Il s’agit d’un pas important vers la justice pour les victimes de crimes commis dans le cadre du conflit depuis 2012
Le procès de deux dirigeants anti-balaka qui s’ouvrira le 9 février 2021 sera le premier à se tenir devant la Cour pénale internationale (CPI) pour les crimes graves commis lors du conflit en République centrafricaine depuis 2012, a déclaré aujourd’hui Human Rights Watch, qui publie également un document « questions-réponses » sur le procès en vue d’expliquer la procédure et de fournir des éléments de contexte.
Patrice-Edouard Ngaïssona et Alfred Yekatom sont les leaders anti-balaka les plus importants à être jugés à ce jour, et les premiers devant la CPI. Après l’éviction en 2012 du président centrafricain François Bozizé par les dirigeants musulmans de la Séléka, des milices chrétiennes appelées anti-balaka s’étaient livrées à des représailles contre la Séléka et tous ceux qu’elles considéraient comme des soutiens de leurs ennemis, les civils se retrouvant pris en étau.
« L’ouverture du procès de Yekatom et Ngaïssona est une étape importante pour rendre justice aux victimes de crimes brutaux commis lors de l’actuel conflit en République centrafricaine », a déclaré Elise Keppler, directrice adjointe du Programme Justice internationale de Human Rights Watch. « Un vide judiciaire a alimenté des violences répétées en République centrafricaine, avec une nouvelle vague d’attaques rien qu’au cours des deux derniers mois.

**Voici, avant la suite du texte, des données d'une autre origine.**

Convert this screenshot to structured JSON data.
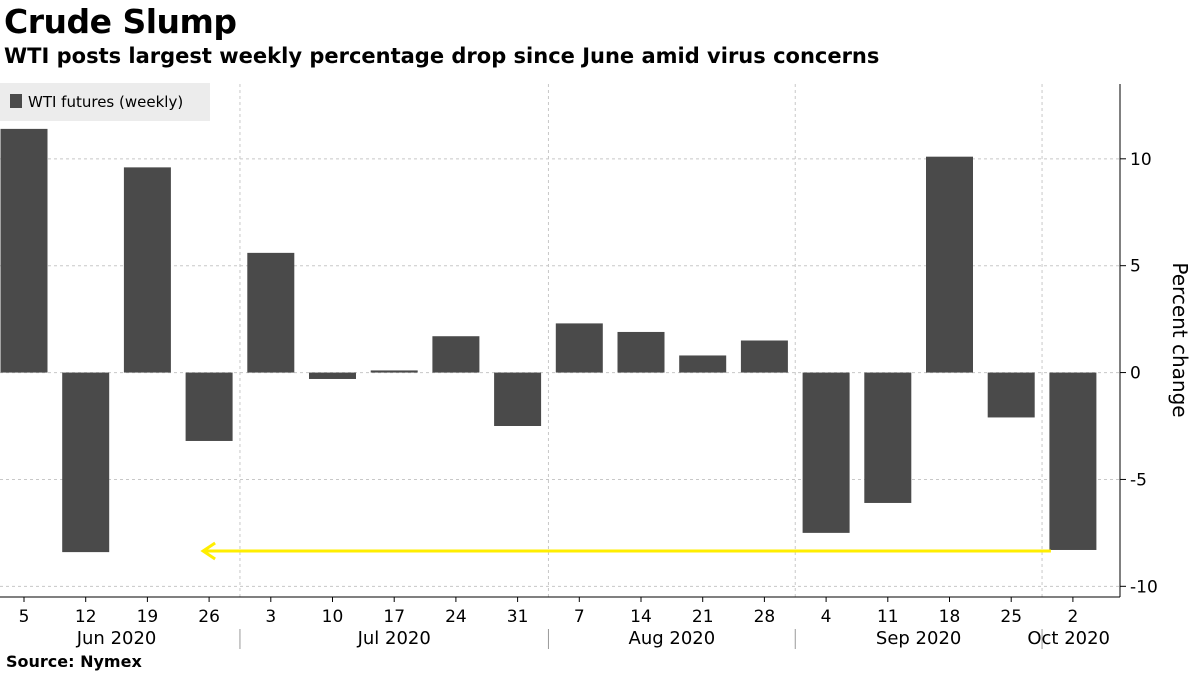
{
  "header": {
    "title": "Crude Slump",
    "subtitle": "WTI posts largest weekly percentage drop since June amid virus concerns"
  },
  "footer": {
    "source": "Source: Nymex"
  },
  "colors": {
    "bar": "#4a4a4a",
    "grid": "#c8c8c8",
    "arrow": "#ffee00",
    "legend_bg": "#ececec"
  },
  "chart_data": {
    "type": "bar",
    "categories": [
      "5",
      "12",
      "19",
      "26",
      "3",
      "10",
      "17",
      "24",
      "31",
      "7",
      "14",
      "21",
      "28",
      "4",
      "11",
      "18",
      "25",
      "2"
    ],
    "months": [
      {
        "label": "Jun 2020",
        "start": 0,
        "end": 3
      },
      {
        "label": "Jul 2020",
        "start": 4,
        "end": 8
      },
      {
        "label": "Aug 2020",
        "start": 9,
        "end": 12
      },
      {
        "label": "Sep 2020",
        "start": 13,
        "end": 16
      },
      {
        "label": "Oct 2020",
        "start": 17,
        "end": 17
      }
    ],
    "series": [
      {
        "name": "WTI futures (weekly)",
        "values": [
          11.4,
          -8.4,
          9.6,
          -3.2,
          5.6,
          -0.3,
          0.1,
          1.7,
          -2.5,
          2.3,
          1.9,
          0.8,
          1.5,
          -7.5,
          -6.1,
          10.1,
          -2.1,
          -8.3
        ]
      }
    ],
    "ylabel": "Percent change",
    "ylim": [
      -10.5,
      13.5
    ],
    "yticks": [
      10,
      5,
      0,
      -5,
      -10
    ],
    "ytick_labels": [
      "10",
      "5",
      "0",
      "-5",
      "-10"
    ],
    "grid": true,
    "legend": "top-left",
    "annotation": {
      "type": "arrow",
      "from_index": 17,
      "to_index": 3,
      "y": -8.3
    }
  }
}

Des procès équitables et crédibles pour les atrocités commises sont essentiels pour que le pays brise ces cycles de violences. »

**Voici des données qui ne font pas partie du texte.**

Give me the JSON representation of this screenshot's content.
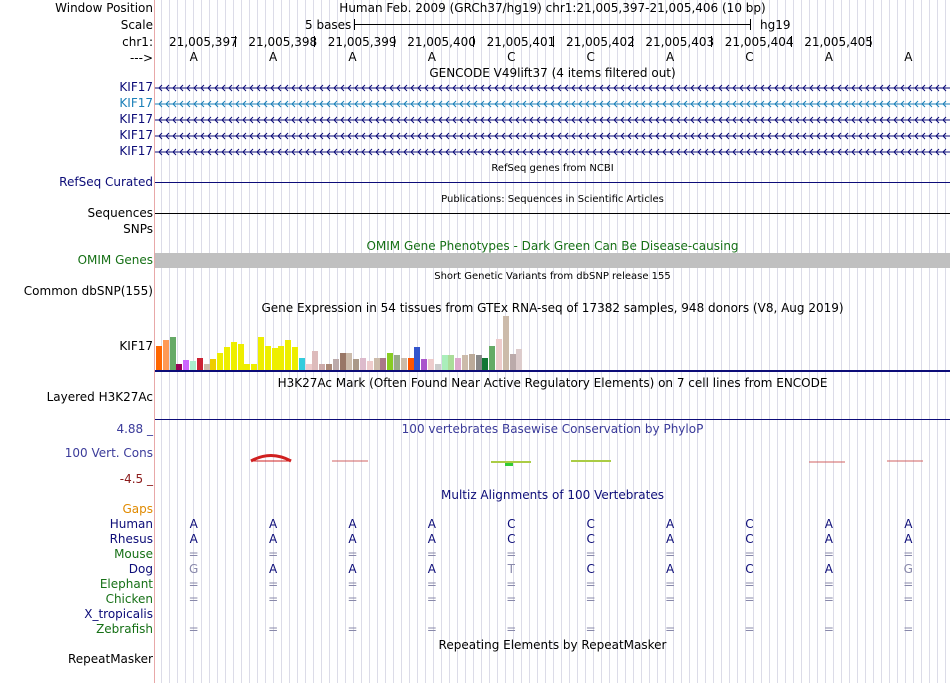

La récente recrudescence de la violence est allée de pair avec l’élection présidentielle du 27 décembre 2020. Une nouvelle coalition rebelle a lancé de multiples attaques, faisant plusieurs morts parmi les Casques bleus et provoquant de nouveaux déplacements massifs de civils. La coalition est composée de factions issues à la fois des anti-balaka et de la Séléka. Les récentes violences ont mis fin à un accord de paix conclu en 2019.

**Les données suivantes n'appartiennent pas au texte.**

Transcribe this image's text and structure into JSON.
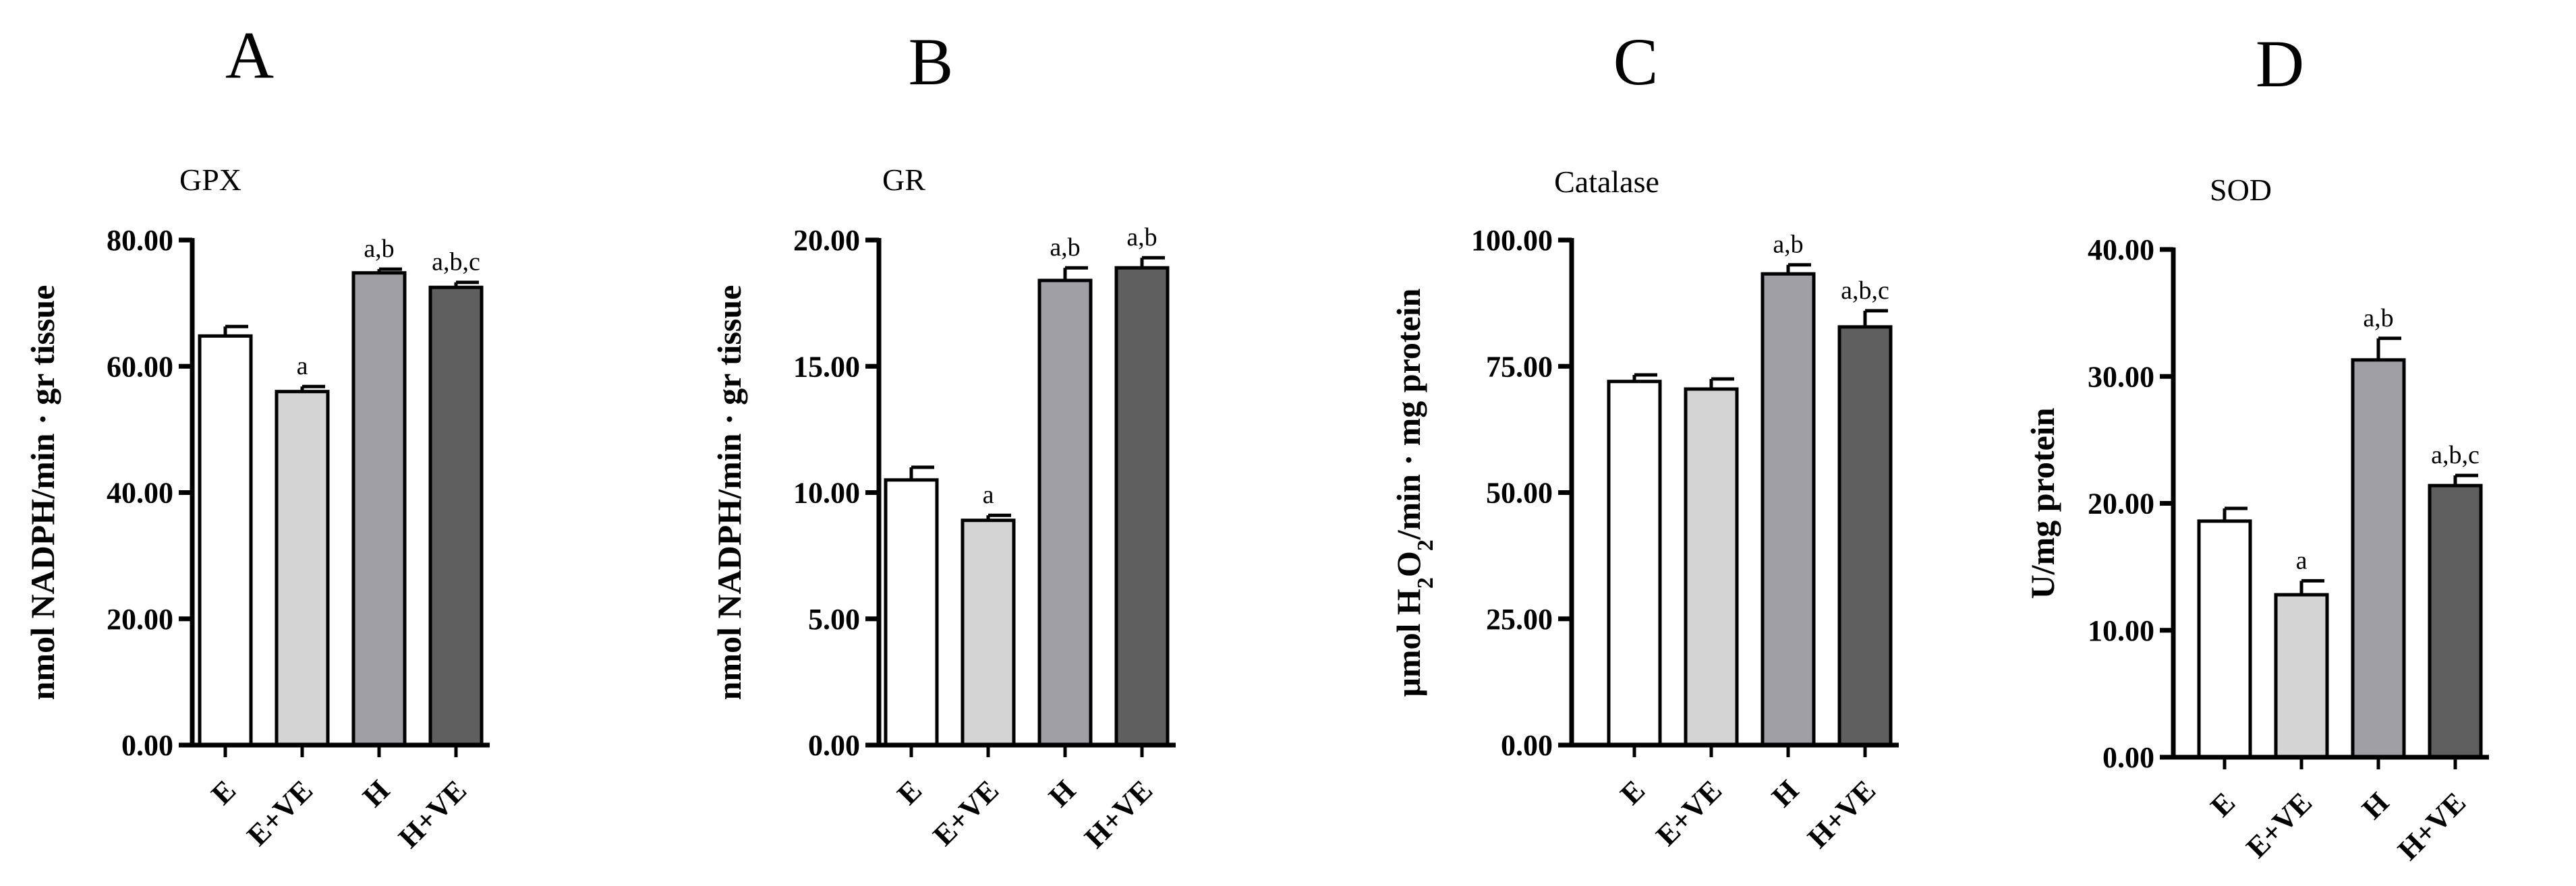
{
  "chart_data": [
    {
      "type": "bar",
      "panel": "A",
      "title": "GPX",
      "ylabel_parts": [
        "nmol NADPH/min · gr tissue"
      ],
      "categories": [
        "E",
        "E+VE",
        "H",
        "H+VE"
      ],
      "values": [
        64.8,
        56.0,
        74.8,
        72.5
      ],
      "errors": [
        1.5,
        0.8,
        0.6,
        0.8
      ],
      "significance": [
        "",
        "a",
        "a,b",
        "a,b,c"
      ],
      "colors": [
        "#ffffff",
        "#d4d4d4",
        "#a0a0a4",
        "#5f5f5f"
      ],
      "ylim": [
        0,
        80
      ],
      "ticks": [
        0,
        20,
        40,
        60,
        80
      ],
      "tick_labels": [
        "0.00",
        "20.00",
        "40.00",
        "60.00",
        "80.00"
      ]
    },
    {
      "type": "bar",
      "panel": "B",
      "title": "GR",
      "ylabel_parts": [
        "nmol NADPH/min · gr tissue"
      ],
      "categories": [
        "E",
        "E+VE",
        "H",
        "H+VE"
      ],
      "values": [
        10.5,
        8.9,
        18.4,
        18.9
      ],
      "errors": [
        0.5,
        0.2,
        0.5,
        0.4
      ],
      "significance": [
        "",
        "a",
        "a,b",
        "a,b"
      ],
      "colors": [
        "#ffffff",
        "#d4d4d4",
        "#a0a0a4",
        "#5f5f5f"
      ],
      "ylim": [
        0,
        20
      ],
      "ticks": [
        0,
        5,
        10,
        15,
        20
      ],
      "tick_labels": [
        "0.00",
        "5.00",
        "10.00",
        "15.00",
        "20.00"
      ]
    },
    {
      "type": "bar",
      "panel": "C",
      "title": "Catalase",
      "ylabel_parts": [
        "μmol H",
        "2",
        "O",
        "2",
        "/min · mg protein"
      ],
      "categories": [
        "E",
        "E+VE",
        "H",
        "H+VE"
      ],
      "values": [
        72.0,
        70.5,
        93.3,
        82.8
      ],
      "errors": [
        1.3,
        2.0,
        1.8,
        3.2
      ],
      "significance": [
        "",
        "",
        "a,b",
        "a,b,c"
      ],
      "colors": [
        "#ffffff",
        "#d4d4d4",
        "#a0a0a4",
        "#5f5f5f"
      ],
      "ylim": [
        0,
        100
      ],
      "ticks": [
        0,
        25,
        50,
        75,
        100
      ],
      "tick_labels": [
        "0.00",
        "25.00",
        "50.00",
        "75.00",
        "100.00"
      ]
    },
    {
      "type": "bar",
      "panel": "D",
      "title": "SOD",
      "ylabel_parts": [
        "U/mg protein"
      ],
      "categories": [
        "E",
        "E+VE",
        "H",
        "H+VE"
      ],
      "values": [
        18.6,
        12.8,
        31.3,
        21.4
      ],
      "errors": [
        1.0,
        1.1,
        1.7,
        0.8
      ],
      "significance": [
        "",
        "a",
        "a,b",
        "a,b,c"
      ],
      "colors": [
        "#ffffff",
        "#d4d4d4",
        "#a0a0a4",
        "#5f5f5f"
      ],
      "ylim": [
        0,
        40
      ],
      "ticks": [
        0,
        10,
        20,
        30,
        40
      ],
      "tick_labels": [
        "0.00",
        "10.00",
        "20.00",
        "30.00",
        "40.00"
      ]
    }
  ]
}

Yekatom, connu sous le nom de « Rombhot », était caporal-chef dans l’armée nationale avant le conflit, avant de se promouvoir « colonel » lorsqu’il est devenu l’un des chefs de file anti-balaka en 2013. Ngaïssona, qui était un coordinateur politique autoproclamé des anti-balaka, a ensuite occupé un poste de direction à la Confédération africaine de football. Le 3 septembre 2014, Human Rights Watch s’est entretenu par vidéo avec Ngaïssona, qui n’a pas contesté la responsabilité des anti-balaka dans certains abus ou qu’il est un dirigeant de ce groupe.
Yekatom et Ngaïssona sont visés respectivement par 21 et 32 chefs d’accusation de crimes de guerre et de crimes contre l’humanité. Parmi ces chefs d’accusation figurent les attaques intentionnellement dirigées contre la population civile, le meurtre, les attaques dirigées contre des édifices religieux, la déportation ou le transfert forcé de population et le déplacement de population civile, la persécution et l’enrôlement d’enfants soldats. Ngaïssona fait également face à une accusation de viol.
Le tribunal a émis des mandats d’arrêt contre Yekatom et Ngaïssona en novembre et décembre 2018 et tous deux ont été remis à la CPI peu de temps après par la République centrafricaine et la France, respectivement. En février 2019, la CPI a fusionné leurs affaires.